Dean reached to the back of his belt and felt for the switch. It had turned off in the tumult.

“Charlie?” asked Rockman.

“I’m here.”

“You guys OK?”

“We just went for a swim,” said Karr, joining in. “We were getting bored.”

Dean’s legs had been battered by the rocks, and they ached as if he’d just run two marathons back-to-back. But otherwise he seemed intact.

“You all right?” Dean asked Karr.

“Yeah. I keep telling you: I’m still numb from all those painkillers they gave me in France. I figure I won’t feel anything for another year yet. You feel like walking?”

“No,” said Dean, opening the pack. “But it beats standing here.”

“Or swimming.”

Dean traded his sodden boots for a pair of dry walking shoes. After two miles through the rough terrain his ankles began to ache so badly he took some aspirin from the small first-aid kit in the pack.

Following directions from the Art Room, they headed toward a nearby village used by an ecotourist company as a jumping-off point for tours through the local jungle.
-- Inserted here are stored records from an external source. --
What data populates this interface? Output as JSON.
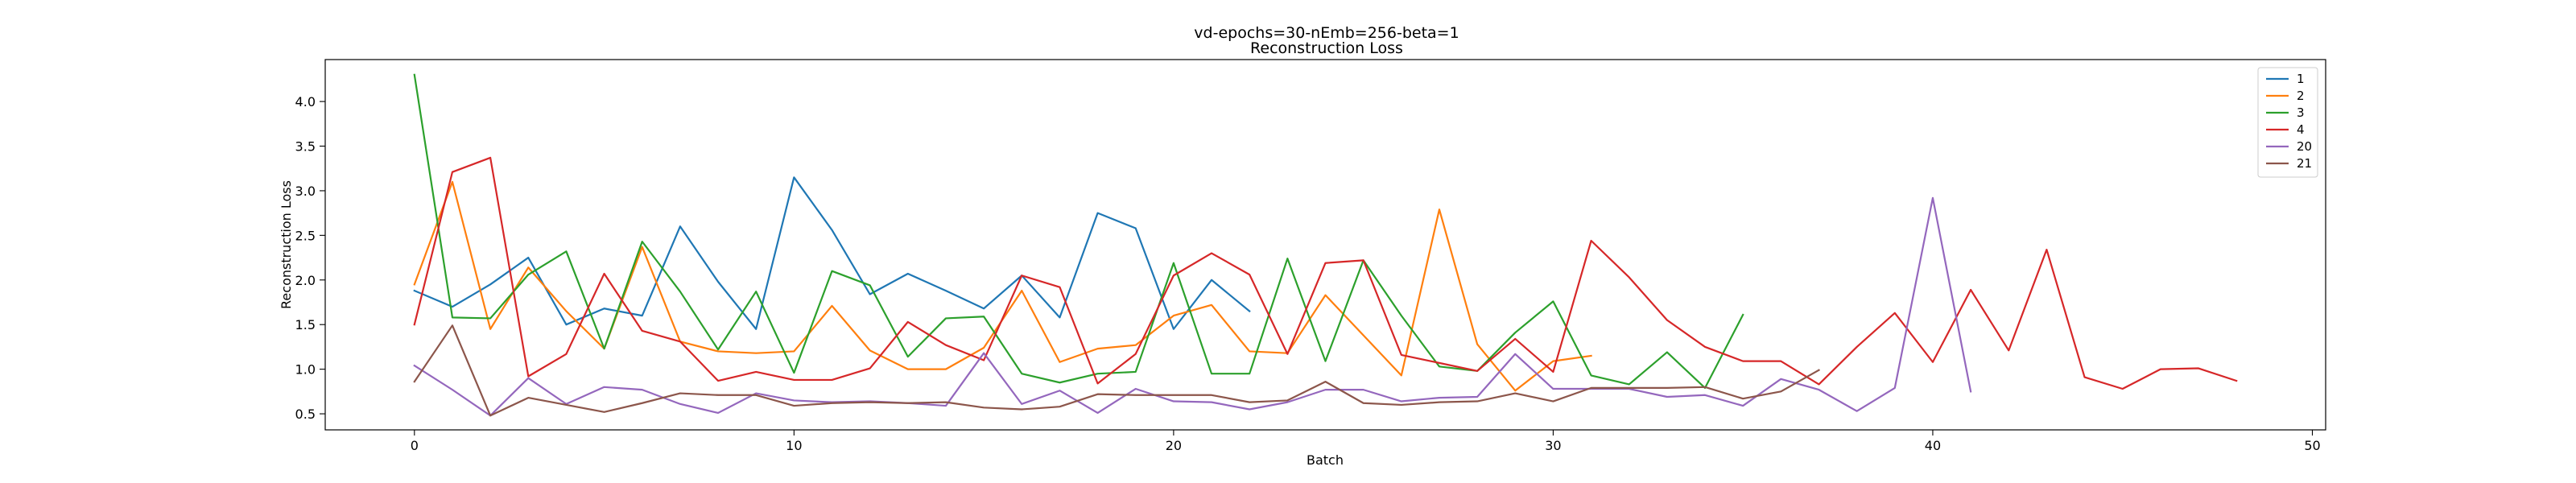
{
  "chart_data": {
    "type": "line",
    "title": "vd-epochs=30-nEmb=256-beta=1",
    "subtitle": "Reconstruction Loss",
    "xlabel": "Batch",
    "ylabel": "Reconstruction Loss",
    "xlim": [
      -2.35,
      50.35
    ],
    "ylim": [
      0.32,
      4.47
    ],
    "xticks": [
      0,
      10,
      20,
      30,
      40,
      50
    ],
    "yticks": [
      0.5,
      1.0,
      1.5,
      2.0,
      2.5,
      3.0,
      3.5,
      4.0
    ],
    "ytick_labels": [
      "0.5",
      "1.0",
      "1.5",
      "2.0",
      "2.5",
      "3.0",
      "3.5",
      "4.0"
    ],
    "grid": false,
    "legend_position": "top-right",
    "series": [
      {
        "name": "1",
        "color": "#1f77b4",
        "values": [
          1.88,
          1.7,
          1.95,
          2.25,
          1.5,
          1.68,
          1.6,
          2.6,
          1.98,
          1.45,
          3.15,
          2.56,
          1.84,
          2.07,
          1.88,
          1.68,
          2.05,
          1.58,
          2.75,
          2.58,
          1.45,
          2.0,
          1.65
        ]
      },
      {
        "name": "2",
        "color": "#ff7f0e",
        "values": [
          1.95,
          3.1,
          1.45,
          2.14,
          1.65,
          1.23,
          2.37,
          1.31,
          1.2,
          1.18,
          1.2,
          1.71,
          1.21,
          1.0,
          1.0,
          1.24,
          1.88,
          1.08,
          1.23,
          1.27,
          1.6,
          1.72,
          1.2,
          1.18,
          1.83,
          1.38,
          0.93,
          2.79,
          1.28,
          0.76,
          1.09,
          1.15
        ]
      },
      {
        "name": "3",
        "color": "#2ca02c",
        "values": [
          4.3,
          1.58,
          1.57,
          2.06,
          2.32,
          1.23,
          2.43,
          1.87,
          1.22,
          1.87,
          0.96,
          2.1,
          1.94,
          1.14,
          1.57,
          1.59,
          0.95,
          0.85,
          0.95,
          0.97,
          2.19,
          0.95,
          0.95,
          2.24,
          1.09,
          2.22,
          1.6,
          1.03,
          0.98,
          1.41,
          1.76,
          0.93,
          0.83,
          1.19,
          0.79,
          1.61
        ]
      },
      {
        "name": "4",
        "color": "#d62728",
        "values": [
          1.5,
          3.21,
          3.37,
          0.92,
          1.17,
          2.07,
          1.43,
          1.31,
          0.87,
          0.97,
          0.88,
          0.88,
          1.01,
          1.53,
          1.27,
          1.1,
          2.05,
          1.92,
          0.84,
          1.17,
          2.05,
          2.3,
          2.06,
          1.17,
          2.19,
          2.22,
          1.16,
          1.07,
          0.98,
          1.34,
          0.97,
          2.44,
          2.03,
          1.55,
          1.25,
          1.09,
          1.09,
          0.83,
          1.25,
          1.63,
          1.08,
          1.89,
          1.21,
          2.34,
          0.91,
          0.78,
          1.0,
          1.01,
          0.87
        ]
      },
      {
        "name": "20",
        "color": "#9467bd",
        "values": [
          1.04,
          0.77,
          0.48,
          0.9,
          0.61,
          0.8,
          0.77,
          0.61,
          0.51,
          0.73,
          0.65,
          0.63,
          0.64,
          0.62,
          0.59,
          1.18,
          0.61,
          0.76,
          0.51,
          0.78,
          0.64,
          0.63,
          0.55,
          0.63,
          0.77,
          0.77,
          0.64,
          0.68,
          0.69,
          1.17,
          0.78,
          0.78,
          0.78,
          0.69,
          0.71,
          0.59,
          0.89,
          0.77,
          0.53,
          0.79,
          2.92,
          0.75
        ]
      },
      {
        "name": "21",
        "color": "#8c564b",
        "values": [
          0.86,
          1.49,
          0.48,
          0.68,
          0.6,
          0.52,
          0.62,
          0.73,
          0.71,
          0.71,
          0.59,
          0.62,
          0.63,
          0.62,
          0.63,
          0.57,
          0.55,
          0.58,
          0.72,
          0.71,
          0.71,
          0.71,
          0.63,
          0.65,
          0.86,
          0.62,
          0.6,
          0.63,
          0.64,
          0.73,
          0.64,
          0.79,
          0.79,
          0.79,
          0.8,
          0.67,
          0.75,
          0.99
        ]
      }
    ]
  }
}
They arrived about an hour before dawn and waited on a bench near the water for something to open. Small, modem wood buildings dotted the main area of the settlement, muscling out huts that seemed to have been left standing for atmosphere. There were signs in English as well as Spanish advertising everything from “native” handcrafts to AAA batteries and shaving gear. Karr joked that the handcrafts probably came from China; since they included coffee mugs and T-shirts, he might not have been far off.

Dean sat on a bench, resting his legs while Karr went to explore. Barely five minutes later, Karr returned with a ceramic mug filled with coffee.
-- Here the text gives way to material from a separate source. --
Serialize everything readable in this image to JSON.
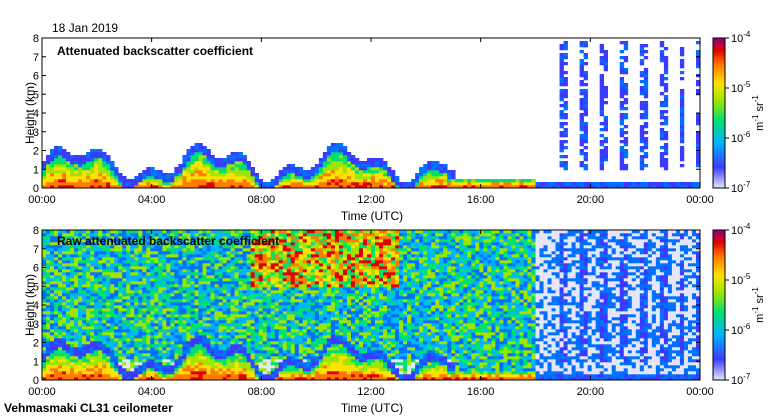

“No Styrofoam,” said Karr, handing the cup to him gingerly. “Watch this stuff — it’ll burn holes in your throat going down.”

The smell alone was enough to wake the dead. Dean took a small sip and felt his sinuses loosening up.

“We can catch a ride in a half hour over to Iquitos,” said Karr. “Have the Art Room arrange a room for us there. We can use a generic cover as adventurers.”

“That’ll fool them,” said Dean sarcastically.

“No one there we have to fool,” said Karr. “And we won’t be there long anyway.”

“I’d like to get some sleep,” admitted Dean. “About twenty-four hours’ worth.”

“Yeah.”

Dean could tell from Karr’s answer that sleep was unlikely anytime soon. There were alternatives stronger than the coffee — the Deep Black ops had specially formulated “go” pills, supposedly high-tech stimulants that were non-addictive and had no adverse side effects. Dean didn’t trust them; he’d heard the same sort of bull in Vietnam and later in the first Gulf War. Anything artificial always came back to bite you somehow. At least the coffee was predictable.

“There’s a place we can wash up a bit,” Karr told him. “They even have these vending machines with little shaving kits in them. When we’re done we have to head over to what they call the south dock. It’s about a quarter mile from here.”

“Where are we meeting Lia?” asked Dean.

“In Nevas,” said Karr. “She should be there this afternoon. We’ll have to get an airplane or at least a boat — it’s pretty far from Iquitos.”

“She shouldn’t do the switch without backup.”

“I’m not saying she should, Charlie. Let’s go get a shave, all right? My chin gets cranky if I don’t shave off the peach fuzz every forty-eight hours or so.”